Can ve mal güvenliğinin tehdit altına girmesi, kirlilik, Boğaz’dan her yıl geçen 55 bin geminin yaratacağı tehlikeler toplumu harekete geçiriyor, örgütlü toplumsal mücadele dalga dalga yayılıyor.
Resmi yazışmalara göre: Kısa vadede Bebek, Beykoz, Kuruçeşme, Paşabahçe koylarında yapılması planlanan tekne parkların gelecek yıl işletmeye açılması öngörülüyor.
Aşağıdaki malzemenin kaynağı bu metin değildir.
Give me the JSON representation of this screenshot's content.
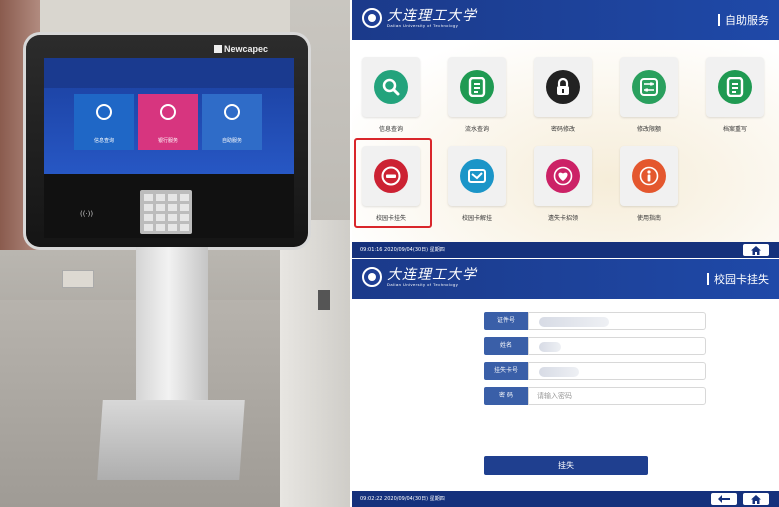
{
  "photo": {
    "brand": "Newcapec",
    "kiosk_tiles": [
      {
        "label": "信息查询",
        "color": "#1f67c6"
      },
      {
        "label": "银行服务",
        "color": "#d7357f"
      },
      {
        "label": "自助服务",
        "color": "#2f6cc8"
      }
    ],
    "nfc_label": "((·))"
  },
  "menu_screen": {
    "header": {
      "logo_cn": "大连理工大学",
      "logo_en": "Dalian University of Technology",
      "right_title": "自助服务"
    },
    "tiles": [
      {
        "label": "信息查询",
        "icon": "search-icon",
        "color": "#23a37c"
      },
      {
        "label": "流水查询",
        "icon": "document-icon",
        "color": "#1f9a52"
      },
      {
        "label": "密码修改",
        "icon": "lock-icon",
        "color": "#222222"
      },
      {
        "label": "修改限额",
        "icon": "sliders-icon",
        "color": "#2aa05e"
      },
      {
        "label": "档案重写",
        "icon": "document-icon",
        "color": "#1f9a52"
      },
      {
        "label": "校园卡挂失",
        "icon": "minus-circle-icon",
        "color": "#cc2233",
        "selected": true
      },
      {
        "label": "校园卡解挂",
        "icon": "mail-icon",
        "color": "#1b95c8"
      },
      {
        "label": "遗失卡招领",
        "icon": "heart-icon",
        "color": "#cc2266"
      },
      {
        "label": "使用指南",
        "icon": "info-icon",
        "color": "#e4572e"
      }
    ],
    "footer": {
      "timestamp": "09:01:16 2020/09/04(30日) 星期四",
      "home_icon": "home-icon"
    }
  },
  "form_screen": {
    "header": {
      "logo_cn": "大连理工大学",
      "logo_en": "Dalian University of Technology",
      "right_title": "校园卡挂失"
    },
    "fields": [
      {
        "label": "证件号",
        "value": "",
        "placeholder": "",
        "blurred": true
      },
      {
        "label": "姓名",
        "value": "",
        "placeholder": "",
        "blurred": true
      },
      {
        "label": "挂失卡号",
        "value": "",
        "placeholder": "",
        "blurred": true
      },
      {
        "label": "密 码",
        "value": "",
        "placeholder": "请输入密码",
        "blurred": false
      }
    ],
    "submit_label": "挂失",
    "footer": {
      "timestamp": "09:02:22 2020/09/04(30日) 星期四",
      "back_icon": "back-arrow-icon",
      "home_icon": "home-icon"
    }
  },
  "colors": {
    "header_blue": "#1b3a8a",
    "footer_blue": "#15317c",
    "label_blue": "#3a5fa8",
    "selected_red": "#d9262b"
  }
}
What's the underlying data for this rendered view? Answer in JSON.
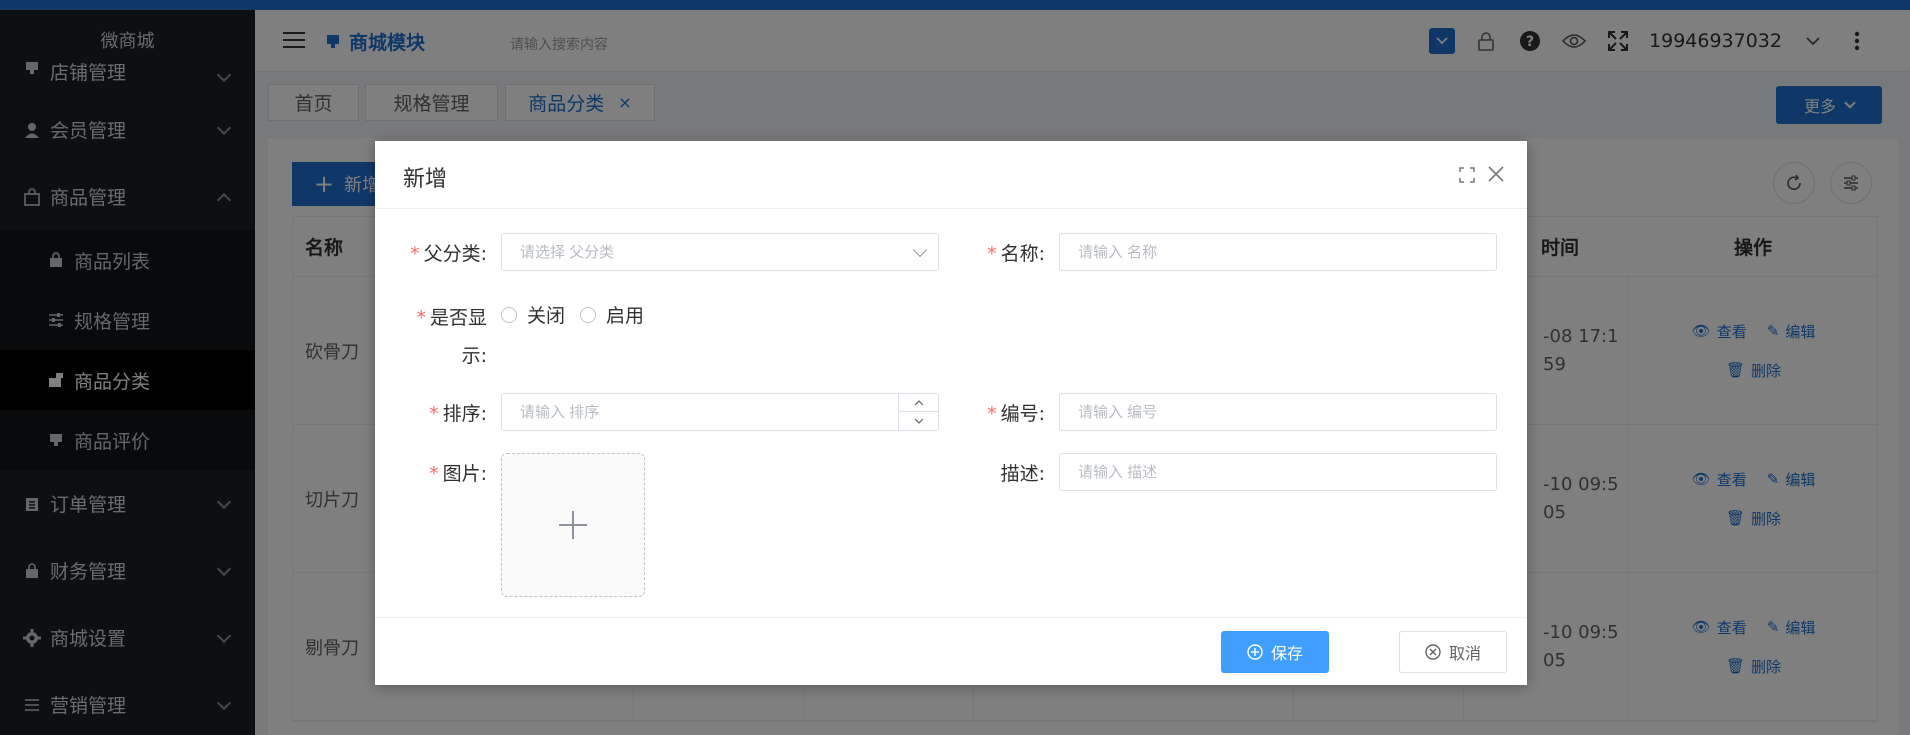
{
  "sidebar": {
    "brand": "微商城",
    "menus": [
      {
        "label": "店铺管理",
        "icon": "store-icon"
      },
      {
        "label": "会员管理",
        "icon": "user-icon"
      },
      {
        "label": "商品管理",
        "icon": "bag-icon"
      }
    ],
    "submenus": [
      {
        "label": "商品列表",
        "icon": "bag-icon"
      },
      {
        "label": "规格管理",
        "icon": "sliders-icon"
      },
      {
        "label": "商品分类",
        "icon": "category-icon"
      },
      {
        "label": "商品评价",
        "icon": "store-icon"
      }
    ],
    "menus_after": [
      {
        "label": "订单管理",
        "icon": "clipboard-icon"
      },
      {
        "label": "财务管理",
        "icon": "bag-icon"
      },
      {
        "label": "商城设置",
        "icon": "gear-icon"
      },
      {
        "label": "营销管理",
        "icon": "sliders-icon"
      }
    ]
  },
  "header": {
    "module": "商城模块",
    "search_placeholder": "请输入搜索内容",
    "user": "19946937032"
  },
  "tabs": [
    {
      "label": "首页"
    },
    {
      "label": "规格管理"
    },
    {
      "label": "商品分类",
      "close": "×"
    }
  ],
  "more_label": "更多",
  "content": {
    "add_label": "新增",
    "columns": {
      "name": "名称",
      "time": "时间",
      "ops": "操作"
    },
    "rows": [
      {
        "name": "砍骨刀",
        "time_1": "-08 17:1",
        "time_2": "59"
      },
      {
        "name": "切片刀",
        "time_1": "-10 09:5",
        "time_2": "05"
      },
      {
        "name": "剔骨刀",
        "time_1": "-10 09:5",
        "time_2": "05"
      }
    ],
    "ops": {
      "view": "查看",
      "edit": "编辑",
      "delete": "删除"
    }
  },
  "dialog": {
    "title": "新增",
    "fields": {
      "parent_label": "父分类:",
      "parent_placeholder": "请选择 父分类",
      "name_label": "名称:",
      "name_placeholder": "请输入 名称",
      "show_label_1": "是否显",
      "show_label_2": "示:",
      "radio_off": "关闭",
      "radio_on": "启用",
      "sort_label": "排序:",
      "sort_placeholder": "请输入 排序",
      "code_label": "编号:",
      "code_placeholder": "请输入 编号",
      "image_label": "图片:",
      "desc_label": "描述:",
      "desc_placeholder": "请输入 描述"
    },
    "save_label": "保存",
    "cancel_label": "取消"
  }
}
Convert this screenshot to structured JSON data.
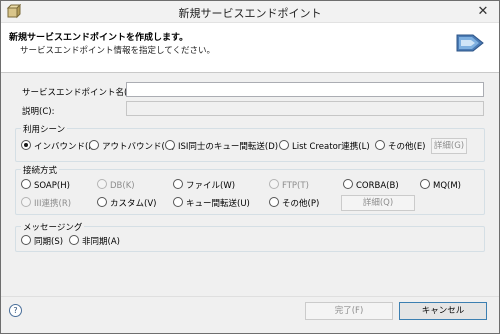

Orta vadede Arnavutköy, Çengelköy, Çubuklu, Kanlıca var.
HÜKÜMET ELİ
Tekne parkların adresi İstanbul Büyükşehir Belediyesi. Ancak, arkasında hükümet var, Tayyip Erdoğan’ın Başbakanlığı dönemi. 10.11.2014 tarihli İSPARK yazısında şöyle deniyor: “Tekne parklara ait plan teklifleri Başbakanımızın başkanlığında Milli Savunma, Çevre ve Şehircilik, Ulaştırma-Denizcilik, Enerji, Turizm ve Kültür, Orman ve Su İşleri ile Tarım Bakanlığı tarafından ve Boğaziçi İmar Yüksek Koordinasyon Kurulunun 14.10.2010 tarihli yazısıyla onaylanmıştır”. 2010’da Başbakan Erdoğan.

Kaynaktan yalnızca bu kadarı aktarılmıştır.